If you have the means to help needy kittens that you have found then we would always recommend that you do your best to help before attempting to give the kittens to a rescue shelter. At Adopt Meow alone, we take in 30+ kittens every single month — our rescue facility and our foster carers are quite often full to capacity, and we literally can’t take on any extra cats.

If you can take the kitten(s) to the vets yourself, give them a space in your home temporarily and devote some of your time to their care, you can make a huge difference to their lives. Our team are still on hand to offer advice if you’re new to this and dealing with sick or injured kittens — and there are a handful of vets in the city who are incredible at helping with cases like this.

Rescued kittens don’t need a lot of space — even an unused bathroom in your home would suffice for a short-term solution. What they do need is medical care via a veterinarian and some simple love and affection. Half of the battle with keeping sick rescued kittens alive is giving them a good reason to live!

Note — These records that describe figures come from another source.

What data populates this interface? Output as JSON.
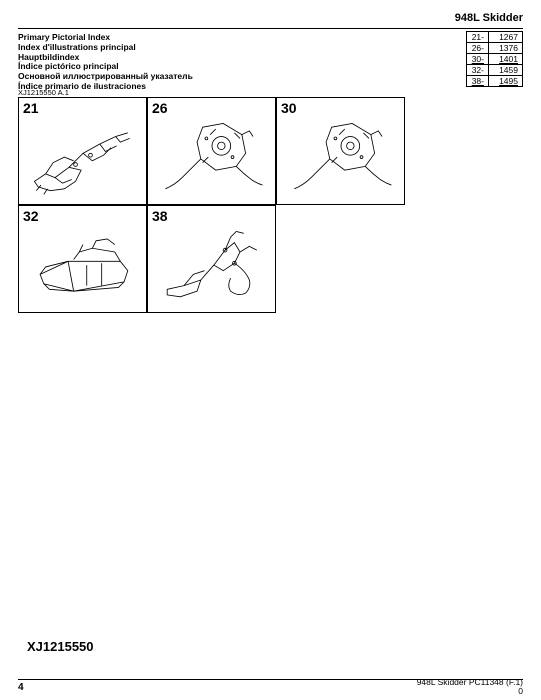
{
  "header": {
    "product": "948L  Skidder"
  },
  "titles": [
    "Primary Pictorial Index",
    "Index d'illustrations principal",
    "Hauptbildindex",
    "Índice pictórico principal",
    "Основной иллюстрированный указатель",
    "Índice primario de ilustraciones"
  ],
  "ref_rows": [
    {
      "k": "21-",
      "v": "1267",
      "underline": false
    },
    {
      "k": "26-",
      "v": "1376",
      "underline": false
    },
    {
      "k": "30-",
      "v": "1401",
      "underline": true
    },
    {
      "k": "32-",
      "v": "1459",
      "underline": false
    },
    {
      "k": "38-",
      "v": "1495",
      "underline": true
    }
  ],
  "fig_code": "XJ1215550 A.1",
  "cells": {
    "r1": [
      {
        "num": "21",
        "svg": "chassis"
      },
      {
        "num": "26",
        "svg": "mech"
      },
      {
        "num": "30",
        "svg": "mech"
      }
    ],
    "r2": [
      {
        "num": "32",
        "svg": "blade"
      },
      {
        "num": "38",
        "svg": "arm"
      }
    ]
  },
  "big_code": "XJ1215550",
  "footer": {
    "page": "4",
    "right1": "948L Skidder    PC11348    (F.1)",
    "right2": "0"
  },
  "svg_style": {
    "stroke": "#000000",
    "stroke_width": 0.9,
    "fill": "none"
  }
}
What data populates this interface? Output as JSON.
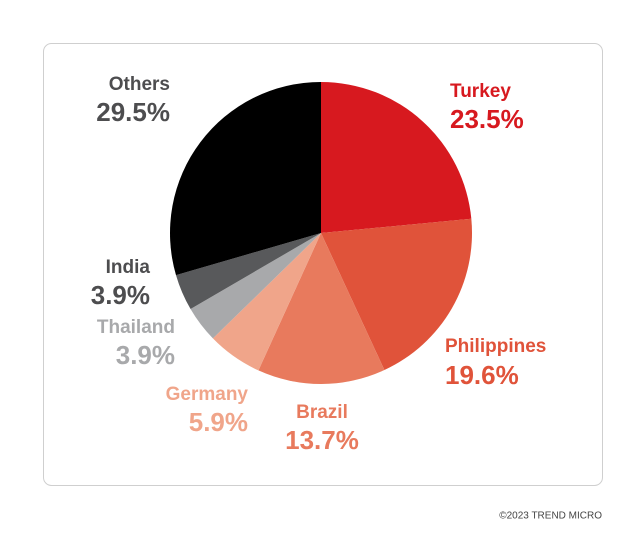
{
  "chart_data": {
    "type": "pie",
    "categories": [
      "Turkey",
      "Philippines",
      "Brazil",
      "Germany",
      "Thailand",
      "India",
      "Others"
    ],
    "values": [
      23.5,
      19.6,
      13.7,
      5.9,
      3.9,
      3.9,
      29.5
    ],
    "value_labels": [
      "23.5%",
      "19.6%",
      "13.7%",
      "5.9%",
      "3.9%",
      "3.9%",
      "29.5%"
    ],
    "colors": [
      "#d7191f",
      "#e0533a",
      "#e87a5d",
      "#f0a58a",
      "#a8a9ab",
      "#58595b",
      "#000000"
    ],
    "label_colors": [
      "#d7191f",
      "#e0533a",
      "#e87a5d",
      "#f0a58a",
      "#a8a9ab",
      "#4d4d4f",
      "#4d4d4f"
    ],
    "source": "©2023 TREND MICRO"
  }
}
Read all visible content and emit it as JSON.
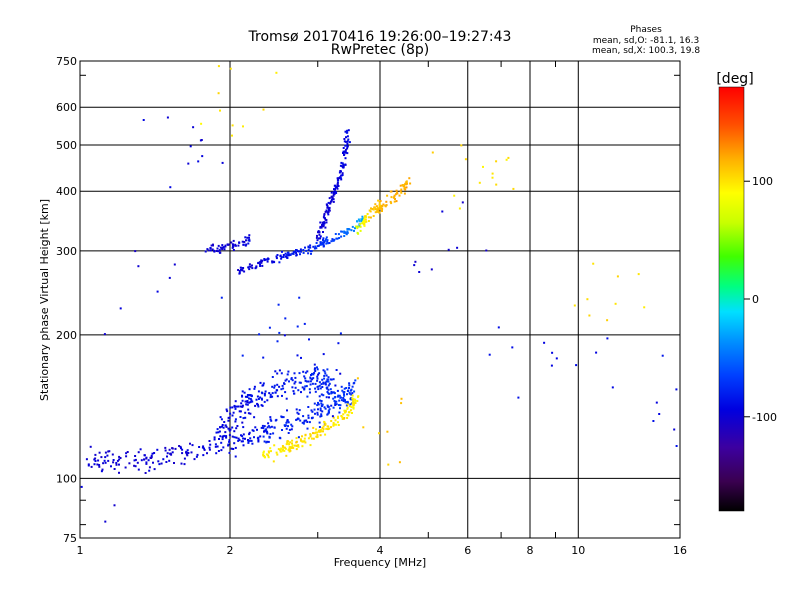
{
  "chart_data": {
    "type": "scatter",
    "title": "Tromsø 20170416 19:26:00–19:27:43",
    "subtitle": "RwPretec (8p)",
    "xlabel": "Frequency [MHz]",
    "ylabel": "Stationary phase Virtual Height [km]",
    "x_scale": "log",
    "y_scale": "log",
    "xlim": [
      1,
      16
    ],
    "ylim": [
      75,
      750
    ],
    "x_ticks": [
      1,
      2,
      4,
      6,
      8,
      10,
      16
    ],
    "x_minor_ticks": [
      3,
      5,
      7,
      9
    ],
    "y_ticks": [
      75,
      100,
      200,
      300,
      400,
      500,
      600,
      750
    ],
    "grid": true,
    "phases_box": {
      "title": "Phases",
      "line1": "mean, sd,O: -81.1, 16.3",
      "line2": "mean, sd,X: 100.3, 19.8"
    },
    "colorbar": {
      "label": "[deg]",
      "ticks": [
        100,
        0,
        -100
      ],
      "range": [
        -180,
        180
      ]
    },
    "series": [
      {
        "x": [
          1.05,
          1.14,
          1.27,
          1.43,
          1.62,
          1.84,
          2.05,
          2.25,
          2.45,
          2.68,
          2.92,
          3.15,
          3.35,
          3.55
        ],
        "y": [
          111,
          110,
          108,
          110,
          113,
          117,
          120,
          123,
          127,
          131,
          136,
          142,
          147,
          153
        ],
        "phase": [
          -100,
          -100,
          -102,
          -100,
          -98,
          -95,
          -92,
          -88,
          -82,
          -80,
          -78,
          -75,
          -72,
          -70
        ],
        "spread": 0.09,
        "count": 380
      },
      {
        "x": [
          1.9,
          2.05,
          2.2,
          2.4,
          2.6,
          2.85,
          3.05,
          3.2
        ],
        "y": [
          128,
          135,
          145,
          152,
          158,
          162,
          160,
          158
        ],
        "phase": [
          -95,
          -92,
          -90,
          -86,
          -84,
          -80,
          -78,
          -76
        ],
        "spread": 0.1,
        "count": 240
      },
      {
        "x": [
          2.3,
          2.5,
          2.7,
          2.9,
          3.1,
          3.3,
          3.5,
          3.6
        ],
        "y": [
          112,
          114,
          118,
          122,
          127,
          133,
          140,
          148
        ],
        "phase": [
          95,
          98,
          100,
          102,
          100,
          98,
          96,
          95
        ],
        "spread": 0.05,
        "count": 170
      },
      {
        "x": [
          2.08,
          2.3,
          2.5,
          2.7,
          2.9,
          3.1,
          3.3,
          3.5,
          3.7
        ],
        "y": [
          272,
          283,
          290,
          297,
          303,
          312,
          322,
          333,
          348
        ],
        "phase": [
          -100,
          -95,
          -90,
          -85,
          -78,
          -72,
          -62,
          -45,
          -25
        ],
        "spread": 0.03,
        "count": 170
      },
      {
        "x": [
          3.0,
          3.1,
          3.2,
          3.3,
          3.4,
          3.45
        ],
        "y": [
          320,
          350,
          385,
          420,
          470,
          530
        ],
        "phase": [
          -100,
          -100,
          -98,
          -95,
          -95,
          -92
        ],
        "spread": 0.05,
        "count": 150
      },
      {
        "x": [
          3.6,
          3.8,
          4.0,
          4.2,
          4.4,
          4.6
        ],
        "y": [
          330,
          355,
          370,
          385,
          400,
          420
        ],
        "phase": [
          60,
          110,
          115,
          118,
          120,
          120
        ],
        "spread": 0.05,
        "count": 110
      },
      {
        "x": [
          1.8,
          1.9,
          2.0,
          2.1,
          2.2
        ],
        "y": [
          300,
          302,
          306,
          310,
          318
        ],
        "phase": [
          -100,
          -100,
          -98,
          -96,
          -95
        ],
        "spread": 0.03,
        "count": 60
      },
      {
        "x": [
          1.0,
          1.3,
          1.6,
          2.0,
          2.5,
          3.0,
          4.0,
          5.0,
          6.5,
          8.5,
          11.0,
          14.0
        ],
        "y": [
          90,
          250,
          500,
          650,
          200,
          170,
          120,
          300,
          450,
          180,
          250,
          140
        ],
        "phase": [
          -100,
          -100,
          -95,
          100,
          -80,
          -90,
          110,
          -100,
          100,
          -90,
          100,
          -90
        ],
        "spread": 1.0,
        "count": 130
      }
    ]
  }
}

Caring for rescued kittens is a very rewarding experience!

Even if you can provide care and shelter for a few days or weeks, to wait for an opening space in your local shelter, or to stabilize the kitten before finding them a foster home with more space, or a forever home — it all helps. If you do take kittens to a shelter, consider donating any amount you can afford. They can’t do this work without financial support.